A thousand-year flood in Europe. Forest fires in the western U.S. that are larger in area than four states. A heat dome that has killed hundreds. A major city in southern Florida under siege from sea level rise.
There can be no doubt that climate change is a hot topic.
That's why it's especially timely that on July 16, the most listened-to podcast on climate change Drilled
launched its sixth season “Bridge to Nowhere” exploring the rise of the
natural gas industry. The first episode just came out, with a new
episode every Friday.
Broken
into three parts, the season will use muckraking host Amy Westervelt’s
new research and reporting to explore the connection between fracking
and plastics in Part 1 (“Pipelines to Plastic,” July 16 - August 6), how
the natural gas industry fooled everyone into thinking it was a safe
alternative to fossil fuels in Part 2 (“Gas Bubble,” September 17 –
October 8), and the story of an Ohio community ravaged by the
petrochemical industry in Part 3 (“Frackalachia,” dates TBA).
“We’re
at this moment once again where the fossil fuel industry is pushing the
idea of natural gas as a ‘low carbon’ alternative fuel, a bridge to
renewables, an integral part of the clean energy transition,” Westervelt
explains. “So it’s really important that people understand the
immediate environmental concerns and long-term climate impacts of this
stuff. To highlight the issue from all sides, instead of telling one
long story this season, we’ve broken it into three parts, each looking
at a different side of the problem.”
Drilled is one of the few narrative
podcasts about climate change. In 2018 when journalist Amy Westervelt
was covering multiple climate lawsuits, she had the idea to put the
story of climate change, and climate denial, into a true-crime
framework. Season 1 (November 2018) focused on the climate research
conducted by oil companies and when and how they shifted from studying
the problem to denying it.
Season 2 (April 2019) followed a community of
crab fishermen as they became the first industry to sue Big Oil. Season
3 (January 2020) chronicled the 100-year history of fossil fuel P.R.
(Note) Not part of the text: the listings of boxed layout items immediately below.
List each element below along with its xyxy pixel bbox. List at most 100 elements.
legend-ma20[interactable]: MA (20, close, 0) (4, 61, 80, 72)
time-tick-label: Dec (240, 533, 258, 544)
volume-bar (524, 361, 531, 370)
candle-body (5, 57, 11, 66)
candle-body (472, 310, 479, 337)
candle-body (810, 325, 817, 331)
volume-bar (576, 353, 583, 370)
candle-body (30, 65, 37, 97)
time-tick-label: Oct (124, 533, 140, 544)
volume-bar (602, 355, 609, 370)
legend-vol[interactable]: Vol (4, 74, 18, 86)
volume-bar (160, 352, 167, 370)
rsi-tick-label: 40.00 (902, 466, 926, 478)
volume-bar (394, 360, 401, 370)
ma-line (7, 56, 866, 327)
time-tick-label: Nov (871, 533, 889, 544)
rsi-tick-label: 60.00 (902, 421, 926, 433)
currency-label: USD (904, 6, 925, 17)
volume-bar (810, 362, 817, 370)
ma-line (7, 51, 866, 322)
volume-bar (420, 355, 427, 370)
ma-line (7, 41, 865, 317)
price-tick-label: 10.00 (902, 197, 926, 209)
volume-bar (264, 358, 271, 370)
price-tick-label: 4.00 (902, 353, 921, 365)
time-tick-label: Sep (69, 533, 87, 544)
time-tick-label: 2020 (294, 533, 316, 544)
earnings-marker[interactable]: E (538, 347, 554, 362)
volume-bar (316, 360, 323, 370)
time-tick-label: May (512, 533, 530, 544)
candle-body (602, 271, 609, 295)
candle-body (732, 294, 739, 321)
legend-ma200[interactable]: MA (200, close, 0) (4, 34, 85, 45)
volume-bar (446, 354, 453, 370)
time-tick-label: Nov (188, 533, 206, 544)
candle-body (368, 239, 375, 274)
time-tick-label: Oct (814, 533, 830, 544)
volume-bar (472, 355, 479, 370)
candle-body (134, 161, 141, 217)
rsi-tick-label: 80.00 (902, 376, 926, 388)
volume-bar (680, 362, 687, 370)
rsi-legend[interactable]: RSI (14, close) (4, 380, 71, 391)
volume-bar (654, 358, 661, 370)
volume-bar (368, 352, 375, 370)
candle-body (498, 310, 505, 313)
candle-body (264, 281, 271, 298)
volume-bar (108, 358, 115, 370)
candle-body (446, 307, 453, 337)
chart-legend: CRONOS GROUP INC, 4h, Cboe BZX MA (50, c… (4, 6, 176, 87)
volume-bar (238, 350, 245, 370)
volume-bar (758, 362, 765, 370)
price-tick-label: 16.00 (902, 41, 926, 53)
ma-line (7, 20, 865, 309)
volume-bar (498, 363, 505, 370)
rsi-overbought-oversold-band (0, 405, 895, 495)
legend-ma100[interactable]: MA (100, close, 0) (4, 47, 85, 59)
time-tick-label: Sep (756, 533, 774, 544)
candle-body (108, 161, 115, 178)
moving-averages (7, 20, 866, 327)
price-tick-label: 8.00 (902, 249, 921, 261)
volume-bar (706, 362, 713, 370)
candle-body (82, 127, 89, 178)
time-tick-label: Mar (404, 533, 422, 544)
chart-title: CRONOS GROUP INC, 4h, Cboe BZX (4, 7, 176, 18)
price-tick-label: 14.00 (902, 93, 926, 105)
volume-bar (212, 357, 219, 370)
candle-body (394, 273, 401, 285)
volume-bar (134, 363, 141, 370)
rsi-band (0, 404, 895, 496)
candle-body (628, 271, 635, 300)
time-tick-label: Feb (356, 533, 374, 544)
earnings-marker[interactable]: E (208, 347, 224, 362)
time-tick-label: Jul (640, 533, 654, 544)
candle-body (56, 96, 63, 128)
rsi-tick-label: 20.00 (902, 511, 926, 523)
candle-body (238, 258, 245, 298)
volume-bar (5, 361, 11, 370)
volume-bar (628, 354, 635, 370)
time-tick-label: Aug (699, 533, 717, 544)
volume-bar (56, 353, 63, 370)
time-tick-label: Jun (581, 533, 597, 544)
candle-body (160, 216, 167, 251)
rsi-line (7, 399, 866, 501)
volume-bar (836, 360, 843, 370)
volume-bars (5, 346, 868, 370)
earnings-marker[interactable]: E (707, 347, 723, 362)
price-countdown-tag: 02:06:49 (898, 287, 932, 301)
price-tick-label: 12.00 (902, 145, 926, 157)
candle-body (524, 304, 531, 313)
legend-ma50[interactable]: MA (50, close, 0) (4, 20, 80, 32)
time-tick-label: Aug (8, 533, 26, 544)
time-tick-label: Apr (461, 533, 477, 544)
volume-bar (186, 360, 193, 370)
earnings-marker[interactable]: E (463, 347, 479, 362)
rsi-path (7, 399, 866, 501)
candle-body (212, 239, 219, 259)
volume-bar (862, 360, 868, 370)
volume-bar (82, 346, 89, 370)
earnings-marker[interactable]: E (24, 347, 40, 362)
campaigns and ties them to the propaganda we still see today. Season 4
looked at how the fossil fuel industry used the Covid-19 pandemic to
roll back regulation, and Season 5 chronicled the decades-long legal
battle between indigenous groups in the Ecuadorian Amazon and Chevron.
Multiple future seasons are already in the works for the year to come.
What began as a limited-run 8-part series has become the most
listened-to podcast on climate change.
In 2020, Drilled
won the iHeartRadio Podcast Award for "Best Green Podcast” and in 2019,
it won the Online News Association award for “Excellence in Audio
Storytelling." In addition, Westervelt won an Edward R. Murrow award in
2016 and a Rachel Carson award for "women greening journalism" in 2015.
Amy Westervelt is the founder of the
Critical Frequency podcast network, and an award-winning print and audio
journalist. In 2016 she won an Edward R. Murrow award for her series on the impacts
of the Tesla Gigafactory in Nevada, and in 2019 she won the Online News
Association award for “Excellence in Audio Storytelling”. As the head of
Critical Frequency, she has executive produced more than a dozen
podcasts, including projects with Stitcher’s Witness Docs and Crooked
Media. Her book Forget Having It All: How America Messed Up Motherhood,
and How to Fix It was published in November 2018 by Seal Press.
Drilled Season 6 is only the beginning of an ambitious slate of projects from Westervelt this year. This fall, she will launch Rigged, a new web project and companion podcast focused on the history and functionality of disinformation, and Damages, a new legal-drama podcast focused on climate lawsuits.